Family members can only do so much to improve their loved one’s quality of life. Most of us know about the important role a single secure adult relationship can play in a child’s mental and physical well-being; now imagine the impact of an entire community or a supportive environment surrounding a child outside of the home. A supportive environment can help meet our universal needs to belong, feel valued, feel safe and be a contributing member of a community. Contributing to your community is a win-win situation.

Studies show people actually feel better about themselves and their lives when they contribute towards someone else’s well-being. Inclusive neighbourhoods, community events, civic participation and equitable access to recreation are some of the things that help us feel connected.

Patricia Pearson, author of A Brief History of Anxiety – Yours and Mine reports on international health data that suggests Mexicans have relatively low rates of anxiety and depression compared to Canadians and Americans.

But once they move across the border things change — Mexican people who live in the U.S. have comparable rates of alcohol and substance use, anxiety and depression. Why is that? What’s the difference?

Pearson goes on to explain that after she talked to many people in Mexico she noted some fairly key cultural differences. Most Mexican people continue to live in the communities they were born, they have extended family surrounding them, they are connected to the church, their unions, and the rituals and fiestas that are a part of their culture. Pearson believes that it’s not that Mexican people are less genetically prone to anxiety but rather that they are more protected from it — or buffered— because of supportive environments and community connectedness.

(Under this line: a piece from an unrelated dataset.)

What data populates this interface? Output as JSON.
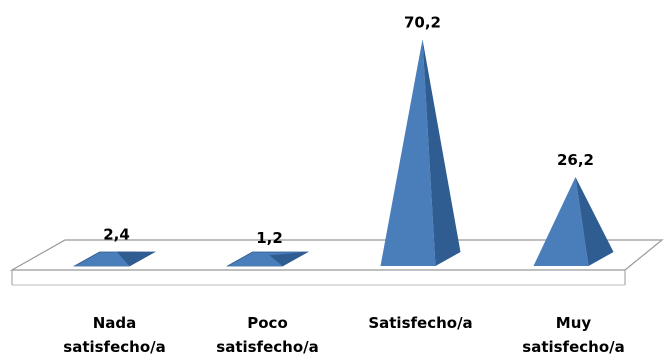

What can we learn from this? How do we help our kids and our family members cope and thrive, even when hardship comes their way? Perhaps the answer is to keep them connected — to you, your extended family, your neighbours and friends. Get to know your neighbours, join community groups and participate in community life. Try volunteering as a family. Participation in civic events, community festivals or neighbourhood associations can help build safe and caring communities within which we all thrive and flourish. By contributing to others, you and your family will not only help someone in need, you will feel better about yourselves too!

Betty Brown is a mental health promotion facilitator with Interior Health.